На следующий год, в моей жизни сороковой, я воротился в Англию; Елизавету нашел столь же милостивой, прельстительной и столь же царственно горделивой и холодной. По ее приглашению прибыл в Гринвич и провел там несколько дней в сильном волнении, ибо впервые за все время она снизошла до моих лекций и с искренней благодарностью приняла плоды моих научных изысканий. Она любезно пообещала свое заступничество на случай любых обвинений со стороны обскурантов, а вскоре посвятила меня в самые сокровенные свои мечты, планы и заботы.
В те дни она, по-прежнему то ласковая, то жестокая, открыла мне, что в страстном сердце сохранила верность мечтаниям своей юности, коль скоро оные касаются моей особы, и дала понять, что ею не забыт любовный эликсир эксбриджской ведьмы.
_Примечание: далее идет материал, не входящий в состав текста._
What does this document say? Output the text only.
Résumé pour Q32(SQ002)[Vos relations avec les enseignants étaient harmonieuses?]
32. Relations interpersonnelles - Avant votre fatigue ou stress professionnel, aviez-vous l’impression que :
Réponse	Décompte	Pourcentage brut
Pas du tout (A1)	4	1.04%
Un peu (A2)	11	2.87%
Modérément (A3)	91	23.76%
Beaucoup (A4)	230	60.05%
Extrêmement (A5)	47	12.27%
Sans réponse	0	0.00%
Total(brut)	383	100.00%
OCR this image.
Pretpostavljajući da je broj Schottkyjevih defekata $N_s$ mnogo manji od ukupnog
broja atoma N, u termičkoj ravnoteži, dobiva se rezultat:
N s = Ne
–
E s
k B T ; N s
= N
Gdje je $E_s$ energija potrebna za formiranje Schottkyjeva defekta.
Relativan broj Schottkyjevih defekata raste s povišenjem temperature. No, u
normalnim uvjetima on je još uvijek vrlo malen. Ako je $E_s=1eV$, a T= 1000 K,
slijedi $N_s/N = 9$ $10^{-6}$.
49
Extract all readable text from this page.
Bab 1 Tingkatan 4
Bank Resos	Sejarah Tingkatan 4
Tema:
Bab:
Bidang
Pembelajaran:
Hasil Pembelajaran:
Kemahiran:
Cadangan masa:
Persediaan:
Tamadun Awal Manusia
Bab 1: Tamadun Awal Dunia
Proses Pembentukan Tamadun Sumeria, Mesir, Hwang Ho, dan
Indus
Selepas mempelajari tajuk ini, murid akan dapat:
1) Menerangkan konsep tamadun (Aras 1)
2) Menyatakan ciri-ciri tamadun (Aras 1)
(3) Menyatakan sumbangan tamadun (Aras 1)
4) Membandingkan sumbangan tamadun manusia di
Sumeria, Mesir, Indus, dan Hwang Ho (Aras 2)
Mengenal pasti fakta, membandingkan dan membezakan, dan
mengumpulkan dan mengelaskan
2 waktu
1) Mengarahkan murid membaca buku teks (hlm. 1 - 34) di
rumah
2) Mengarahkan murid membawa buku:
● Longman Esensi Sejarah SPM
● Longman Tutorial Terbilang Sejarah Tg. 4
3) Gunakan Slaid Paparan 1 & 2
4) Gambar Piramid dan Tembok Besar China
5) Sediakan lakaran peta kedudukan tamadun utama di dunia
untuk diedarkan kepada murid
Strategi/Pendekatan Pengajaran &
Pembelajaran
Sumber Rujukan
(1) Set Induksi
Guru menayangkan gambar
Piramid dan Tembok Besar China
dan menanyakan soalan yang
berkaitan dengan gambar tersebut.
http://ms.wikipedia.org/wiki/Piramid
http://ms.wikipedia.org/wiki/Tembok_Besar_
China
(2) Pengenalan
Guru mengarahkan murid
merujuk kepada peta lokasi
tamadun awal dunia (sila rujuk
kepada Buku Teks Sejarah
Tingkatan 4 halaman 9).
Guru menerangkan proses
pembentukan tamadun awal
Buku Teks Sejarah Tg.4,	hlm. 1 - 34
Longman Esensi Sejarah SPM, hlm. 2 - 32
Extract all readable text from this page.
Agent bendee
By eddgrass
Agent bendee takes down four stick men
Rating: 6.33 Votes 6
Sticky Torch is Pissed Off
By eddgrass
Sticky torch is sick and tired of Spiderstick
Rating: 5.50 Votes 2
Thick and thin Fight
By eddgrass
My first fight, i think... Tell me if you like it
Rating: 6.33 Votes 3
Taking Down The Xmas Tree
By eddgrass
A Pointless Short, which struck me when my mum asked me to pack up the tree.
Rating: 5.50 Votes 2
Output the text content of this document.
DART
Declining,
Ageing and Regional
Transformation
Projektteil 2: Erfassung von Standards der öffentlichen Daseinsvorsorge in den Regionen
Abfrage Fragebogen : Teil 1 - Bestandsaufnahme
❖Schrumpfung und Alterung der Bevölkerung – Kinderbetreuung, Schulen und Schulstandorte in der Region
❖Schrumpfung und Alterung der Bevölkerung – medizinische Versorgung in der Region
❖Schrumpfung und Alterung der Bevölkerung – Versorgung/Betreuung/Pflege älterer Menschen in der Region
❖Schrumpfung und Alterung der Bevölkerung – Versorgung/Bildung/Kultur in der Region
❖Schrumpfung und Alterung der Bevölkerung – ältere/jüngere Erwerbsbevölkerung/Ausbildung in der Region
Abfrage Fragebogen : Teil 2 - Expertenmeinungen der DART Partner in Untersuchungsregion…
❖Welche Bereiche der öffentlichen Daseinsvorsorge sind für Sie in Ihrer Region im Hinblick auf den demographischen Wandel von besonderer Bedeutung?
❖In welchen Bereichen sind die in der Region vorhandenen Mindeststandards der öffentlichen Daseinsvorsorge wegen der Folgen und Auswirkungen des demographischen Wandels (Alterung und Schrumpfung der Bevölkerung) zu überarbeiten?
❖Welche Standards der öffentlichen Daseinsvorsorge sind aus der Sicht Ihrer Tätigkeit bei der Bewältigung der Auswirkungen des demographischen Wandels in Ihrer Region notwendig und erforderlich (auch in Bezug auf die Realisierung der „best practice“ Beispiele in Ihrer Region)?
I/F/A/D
Я с изумлением вывел из сего, что она знает больше, нежели я предполагал. Однако тут же она необычайно торжественно объявила, что до конца дней будет питать ко мне сестринские чувства, то есть любовь большую, нежели плотская страсть, и что наш союз на первых порах должен быть союзом сестры и брата, с тем чтобы названое кровное родство однажды вознеслось на вершину истинного кровного соединения. Поныне не ясны мне ни смысл, ни цель сей фантазии, а тогда речи Елизаветы меня поразили, словно ее устами вещало некое неземное существо… Неужели я заблуждался, и королева, лишь крайне неохотно пойдя навстречу моим настойчивым стремлениям и надеждам, хотела попросту напомнить подданному о надлежащих границах в обхождении с высочайшей особой? Странно, однако: никакими силами я не могу избавиться от мысли, что то был голос не самой Елизаветы, что некая неведомая сила изрекла ее устами слова, обладающие особым смыслом, коего мне не постичь, должно быть, никогда. Что означает, что может означать „вершина истинного кровного соединения“?.. В те дни в Гринвиче я в первый и единственный раз вступил с Елизаветой в открытую честную борьбу во имя любви и взаимности, во имя естественного права мужчины на обладание женщиной. Увы! Елизавета не покорилась, более неприступная, чем доселе.